13. A pump as claimed in claim 1 wherein the stroke stop member is rectangular in cross-section normal to the radial axis, the two surfaces along the short sides of the rectangle forming first and second engagement surfaces respectively at different distances from the radial axis, the two surfaces along the long sides of the rectangle forming third and fourth engagement surfaces respectively at different distances from the radial axis than each other and than the first and second engagement surfaces, the first engagement surface engages in the first rotational position with stroke stop surface to limit inward coaxial sliding of the piston forming element, the second engagement surface engages in the second rotational position with stroke stop surface to limit inward coaxial sliding of the piston forming element, the third engagement surface engages in a third rotational position with stroke stop surface to limit inward coaxial sliding of the piston forming element, the fourth engagement surfaces engages in a fourth rotational position with stroke stop surface to limit inward coaxial sliding of the piston forming element.

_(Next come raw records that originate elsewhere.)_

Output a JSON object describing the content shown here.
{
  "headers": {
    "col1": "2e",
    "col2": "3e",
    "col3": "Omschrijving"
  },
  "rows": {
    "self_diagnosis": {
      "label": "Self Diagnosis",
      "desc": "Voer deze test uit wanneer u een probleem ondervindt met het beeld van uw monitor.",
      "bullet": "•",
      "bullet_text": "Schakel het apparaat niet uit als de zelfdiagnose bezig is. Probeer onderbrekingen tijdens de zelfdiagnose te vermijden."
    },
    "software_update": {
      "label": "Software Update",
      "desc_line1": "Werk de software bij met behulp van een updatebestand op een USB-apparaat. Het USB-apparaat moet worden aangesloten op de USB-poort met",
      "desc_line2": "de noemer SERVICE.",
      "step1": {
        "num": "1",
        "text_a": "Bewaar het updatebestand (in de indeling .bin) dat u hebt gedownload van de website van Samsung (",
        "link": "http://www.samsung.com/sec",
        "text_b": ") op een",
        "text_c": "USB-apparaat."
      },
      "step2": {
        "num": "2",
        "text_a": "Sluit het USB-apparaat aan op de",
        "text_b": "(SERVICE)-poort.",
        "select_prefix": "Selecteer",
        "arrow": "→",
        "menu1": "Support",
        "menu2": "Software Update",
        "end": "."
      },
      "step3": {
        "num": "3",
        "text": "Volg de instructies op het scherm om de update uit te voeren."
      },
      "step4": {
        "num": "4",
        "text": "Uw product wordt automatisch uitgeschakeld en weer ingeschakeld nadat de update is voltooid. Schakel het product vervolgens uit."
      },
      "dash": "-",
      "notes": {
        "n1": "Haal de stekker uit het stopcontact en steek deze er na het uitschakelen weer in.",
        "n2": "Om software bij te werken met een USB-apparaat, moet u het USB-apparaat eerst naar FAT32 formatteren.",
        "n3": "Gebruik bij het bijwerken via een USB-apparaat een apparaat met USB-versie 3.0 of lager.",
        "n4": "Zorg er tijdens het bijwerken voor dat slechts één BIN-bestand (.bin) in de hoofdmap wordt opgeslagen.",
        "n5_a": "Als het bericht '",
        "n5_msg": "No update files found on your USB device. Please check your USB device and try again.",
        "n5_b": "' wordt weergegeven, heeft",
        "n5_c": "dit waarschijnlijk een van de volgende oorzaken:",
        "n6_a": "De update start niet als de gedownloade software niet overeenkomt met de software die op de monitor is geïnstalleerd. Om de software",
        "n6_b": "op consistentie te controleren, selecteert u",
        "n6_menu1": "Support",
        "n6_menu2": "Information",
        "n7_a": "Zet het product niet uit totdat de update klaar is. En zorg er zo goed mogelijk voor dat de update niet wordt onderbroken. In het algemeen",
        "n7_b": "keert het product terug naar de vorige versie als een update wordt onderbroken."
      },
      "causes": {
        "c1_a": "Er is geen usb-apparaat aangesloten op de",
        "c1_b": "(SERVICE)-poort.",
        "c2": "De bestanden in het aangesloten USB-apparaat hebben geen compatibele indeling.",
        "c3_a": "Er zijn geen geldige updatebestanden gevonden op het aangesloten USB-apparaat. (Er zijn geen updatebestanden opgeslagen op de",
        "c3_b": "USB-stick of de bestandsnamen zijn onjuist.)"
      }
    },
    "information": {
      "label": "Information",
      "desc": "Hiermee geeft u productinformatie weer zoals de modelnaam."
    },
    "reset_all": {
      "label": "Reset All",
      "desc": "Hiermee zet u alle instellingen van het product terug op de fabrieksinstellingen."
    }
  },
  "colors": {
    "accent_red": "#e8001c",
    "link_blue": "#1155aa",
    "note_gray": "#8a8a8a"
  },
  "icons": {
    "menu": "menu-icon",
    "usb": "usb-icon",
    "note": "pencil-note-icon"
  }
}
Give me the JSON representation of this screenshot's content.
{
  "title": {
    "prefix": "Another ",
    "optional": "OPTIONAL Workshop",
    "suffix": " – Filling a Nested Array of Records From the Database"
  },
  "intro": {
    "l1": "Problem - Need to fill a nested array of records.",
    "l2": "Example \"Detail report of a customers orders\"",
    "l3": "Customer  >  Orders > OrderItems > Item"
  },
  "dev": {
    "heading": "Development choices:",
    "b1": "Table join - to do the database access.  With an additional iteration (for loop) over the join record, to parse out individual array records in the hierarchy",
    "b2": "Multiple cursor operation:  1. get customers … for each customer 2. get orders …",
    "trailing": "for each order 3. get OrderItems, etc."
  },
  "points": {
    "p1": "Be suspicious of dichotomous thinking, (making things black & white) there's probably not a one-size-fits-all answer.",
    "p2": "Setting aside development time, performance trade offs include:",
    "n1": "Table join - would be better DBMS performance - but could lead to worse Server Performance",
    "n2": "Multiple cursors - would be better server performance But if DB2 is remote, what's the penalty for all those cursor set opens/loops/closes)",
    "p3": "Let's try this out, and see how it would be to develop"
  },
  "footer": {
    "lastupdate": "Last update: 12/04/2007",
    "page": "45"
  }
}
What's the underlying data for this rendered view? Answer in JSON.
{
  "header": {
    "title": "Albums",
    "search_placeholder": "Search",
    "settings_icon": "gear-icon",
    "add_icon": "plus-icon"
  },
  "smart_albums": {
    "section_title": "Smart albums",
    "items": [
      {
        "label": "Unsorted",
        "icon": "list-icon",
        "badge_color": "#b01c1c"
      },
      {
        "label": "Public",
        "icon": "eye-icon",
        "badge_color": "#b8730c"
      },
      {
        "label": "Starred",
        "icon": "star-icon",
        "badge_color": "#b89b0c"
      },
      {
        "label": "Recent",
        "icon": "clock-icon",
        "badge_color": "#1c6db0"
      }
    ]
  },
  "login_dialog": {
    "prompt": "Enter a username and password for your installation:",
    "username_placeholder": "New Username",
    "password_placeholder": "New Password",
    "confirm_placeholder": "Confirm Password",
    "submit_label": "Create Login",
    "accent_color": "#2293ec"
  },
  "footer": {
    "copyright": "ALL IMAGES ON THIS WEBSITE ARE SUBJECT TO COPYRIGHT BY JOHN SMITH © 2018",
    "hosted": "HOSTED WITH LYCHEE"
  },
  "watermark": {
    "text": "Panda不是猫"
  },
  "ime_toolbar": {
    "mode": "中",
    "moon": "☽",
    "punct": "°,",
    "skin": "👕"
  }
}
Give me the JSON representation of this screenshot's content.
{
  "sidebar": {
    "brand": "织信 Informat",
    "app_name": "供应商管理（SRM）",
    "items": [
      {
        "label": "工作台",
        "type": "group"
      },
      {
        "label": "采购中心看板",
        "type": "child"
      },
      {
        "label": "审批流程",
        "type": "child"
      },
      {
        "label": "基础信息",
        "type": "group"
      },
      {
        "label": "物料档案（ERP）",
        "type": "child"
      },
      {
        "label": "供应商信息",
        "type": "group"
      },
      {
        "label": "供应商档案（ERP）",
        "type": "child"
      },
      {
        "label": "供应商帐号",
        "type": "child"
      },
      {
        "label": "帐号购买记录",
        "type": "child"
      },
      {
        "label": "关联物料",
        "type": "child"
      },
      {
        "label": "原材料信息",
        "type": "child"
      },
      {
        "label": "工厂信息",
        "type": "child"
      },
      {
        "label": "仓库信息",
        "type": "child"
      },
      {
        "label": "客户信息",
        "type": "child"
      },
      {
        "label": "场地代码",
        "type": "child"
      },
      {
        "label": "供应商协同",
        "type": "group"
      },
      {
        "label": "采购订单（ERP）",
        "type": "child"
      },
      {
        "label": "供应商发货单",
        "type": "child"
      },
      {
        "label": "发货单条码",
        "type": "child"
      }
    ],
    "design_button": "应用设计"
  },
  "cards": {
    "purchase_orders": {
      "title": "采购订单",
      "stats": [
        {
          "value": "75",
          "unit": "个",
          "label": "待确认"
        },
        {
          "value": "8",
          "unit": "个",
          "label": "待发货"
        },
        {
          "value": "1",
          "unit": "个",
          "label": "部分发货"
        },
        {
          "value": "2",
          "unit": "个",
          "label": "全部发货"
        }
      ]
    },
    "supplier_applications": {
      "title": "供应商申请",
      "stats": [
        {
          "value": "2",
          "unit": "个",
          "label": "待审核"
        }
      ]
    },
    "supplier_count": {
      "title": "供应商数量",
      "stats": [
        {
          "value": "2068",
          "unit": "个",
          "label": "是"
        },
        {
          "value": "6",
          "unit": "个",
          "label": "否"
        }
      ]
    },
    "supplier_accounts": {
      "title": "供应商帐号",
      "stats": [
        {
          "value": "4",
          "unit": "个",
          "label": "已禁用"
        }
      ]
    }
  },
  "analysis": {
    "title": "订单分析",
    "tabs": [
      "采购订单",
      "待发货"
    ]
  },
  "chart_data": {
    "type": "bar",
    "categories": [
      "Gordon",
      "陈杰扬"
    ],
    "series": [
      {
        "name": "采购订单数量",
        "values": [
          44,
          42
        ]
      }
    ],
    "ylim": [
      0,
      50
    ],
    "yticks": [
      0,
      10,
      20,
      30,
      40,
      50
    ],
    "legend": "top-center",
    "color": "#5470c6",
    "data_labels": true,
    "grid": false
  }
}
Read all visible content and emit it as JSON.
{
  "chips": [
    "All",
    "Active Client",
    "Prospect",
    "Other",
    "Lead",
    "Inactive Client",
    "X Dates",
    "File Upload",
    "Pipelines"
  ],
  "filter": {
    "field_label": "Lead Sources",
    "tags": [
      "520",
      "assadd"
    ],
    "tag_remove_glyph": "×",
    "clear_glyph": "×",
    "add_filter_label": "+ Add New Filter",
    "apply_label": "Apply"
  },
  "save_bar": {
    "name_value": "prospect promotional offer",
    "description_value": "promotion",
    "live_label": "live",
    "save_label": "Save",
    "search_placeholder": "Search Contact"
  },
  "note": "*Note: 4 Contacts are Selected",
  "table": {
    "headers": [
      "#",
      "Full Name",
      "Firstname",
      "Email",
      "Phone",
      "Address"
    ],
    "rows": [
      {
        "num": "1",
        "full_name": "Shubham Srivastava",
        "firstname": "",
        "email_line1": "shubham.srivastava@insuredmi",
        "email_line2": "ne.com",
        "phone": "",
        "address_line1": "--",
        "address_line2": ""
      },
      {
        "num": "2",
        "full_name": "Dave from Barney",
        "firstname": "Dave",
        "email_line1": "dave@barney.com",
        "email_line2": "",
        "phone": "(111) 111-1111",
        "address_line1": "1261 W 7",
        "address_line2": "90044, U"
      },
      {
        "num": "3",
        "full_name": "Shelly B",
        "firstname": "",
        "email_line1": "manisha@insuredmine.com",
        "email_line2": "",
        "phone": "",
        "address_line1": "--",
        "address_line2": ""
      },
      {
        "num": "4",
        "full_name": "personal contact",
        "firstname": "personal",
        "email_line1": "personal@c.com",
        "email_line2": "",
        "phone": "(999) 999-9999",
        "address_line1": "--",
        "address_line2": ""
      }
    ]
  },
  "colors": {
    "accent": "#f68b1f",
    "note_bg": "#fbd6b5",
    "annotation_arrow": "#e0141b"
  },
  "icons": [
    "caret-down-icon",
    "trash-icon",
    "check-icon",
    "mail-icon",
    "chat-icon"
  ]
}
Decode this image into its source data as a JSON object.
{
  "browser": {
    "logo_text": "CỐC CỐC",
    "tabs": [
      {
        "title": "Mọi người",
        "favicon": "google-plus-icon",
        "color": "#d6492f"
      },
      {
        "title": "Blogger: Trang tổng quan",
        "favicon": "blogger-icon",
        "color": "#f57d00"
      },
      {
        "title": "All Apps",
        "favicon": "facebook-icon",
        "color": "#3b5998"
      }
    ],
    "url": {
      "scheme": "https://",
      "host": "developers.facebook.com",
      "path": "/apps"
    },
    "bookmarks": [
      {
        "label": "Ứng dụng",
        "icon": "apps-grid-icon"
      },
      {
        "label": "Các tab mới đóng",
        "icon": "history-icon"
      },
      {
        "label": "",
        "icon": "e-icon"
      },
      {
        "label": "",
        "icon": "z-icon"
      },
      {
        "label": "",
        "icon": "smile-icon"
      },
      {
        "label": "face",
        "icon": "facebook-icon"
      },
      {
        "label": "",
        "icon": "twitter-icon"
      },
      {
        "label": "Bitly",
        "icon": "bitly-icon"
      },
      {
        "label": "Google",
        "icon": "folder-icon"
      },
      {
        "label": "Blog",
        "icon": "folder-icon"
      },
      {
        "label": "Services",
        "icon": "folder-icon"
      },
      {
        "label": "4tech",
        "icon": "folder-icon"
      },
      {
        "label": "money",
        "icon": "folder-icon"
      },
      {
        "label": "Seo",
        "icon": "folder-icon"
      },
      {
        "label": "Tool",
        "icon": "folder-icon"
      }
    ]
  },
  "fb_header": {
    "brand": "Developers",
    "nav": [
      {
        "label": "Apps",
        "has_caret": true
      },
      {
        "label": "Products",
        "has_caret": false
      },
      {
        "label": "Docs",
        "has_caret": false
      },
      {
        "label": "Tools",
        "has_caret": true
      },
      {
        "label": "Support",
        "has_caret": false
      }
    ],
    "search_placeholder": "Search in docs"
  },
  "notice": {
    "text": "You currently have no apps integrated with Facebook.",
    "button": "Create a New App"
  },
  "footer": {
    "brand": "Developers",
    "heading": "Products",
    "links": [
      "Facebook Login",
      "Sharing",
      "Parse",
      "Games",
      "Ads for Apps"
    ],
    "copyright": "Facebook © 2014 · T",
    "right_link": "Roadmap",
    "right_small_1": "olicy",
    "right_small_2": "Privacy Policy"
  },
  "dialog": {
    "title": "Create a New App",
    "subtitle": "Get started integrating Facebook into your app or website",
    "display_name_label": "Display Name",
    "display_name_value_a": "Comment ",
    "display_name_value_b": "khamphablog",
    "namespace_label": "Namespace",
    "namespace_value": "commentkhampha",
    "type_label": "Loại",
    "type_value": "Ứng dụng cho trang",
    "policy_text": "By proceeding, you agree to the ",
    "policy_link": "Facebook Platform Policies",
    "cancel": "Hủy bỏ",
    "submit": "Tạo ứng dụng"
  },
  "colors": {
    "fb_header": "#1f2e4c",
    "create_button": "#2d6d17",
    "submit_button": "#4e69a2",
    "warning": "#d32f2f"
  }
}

14. A pump as claimed in claim 1 including:
an inlet one-way valve between the reservoir and the chamber permitting fluid flow through the inner end of said chamber only from the reservoir to the chamber;
an outlet one-way valve between the chamber and the inlet end of the passageway permitting fluid flow through the inlet end of the passageway only from the chamber into the passageway, a circular sealing disc extending radially outwardly from the stem, the sealing disc engaging the chamber wall circumferentially thereabout to form a substantially fluid impermeable seal therewith on sliding of said piston forming element inwardly and outwardly, wherein in operation, (i) on the piston forming element sliding outwardly in said chamber fluid a vacuum is created in the chamber which closes the outlet one-way valve and that fluid is drawn into the chamber from the reservoir past the inlet one-way valve, and (ii) on the piston forming element sliding inwardly into the chamber, a pressure is created in the chamber which closes the inlet one-way valve and fluid is discharged from the chamber past the outlet one-way valve into the inlet end of the passageway and out the outlet end of the passageway.

15. A pump as claimed in claim 1 including a hollow dip tube having an outer end coupled to the inner end of the chamber and an inner end spaced therefrom in communication with fluid in the reservoir.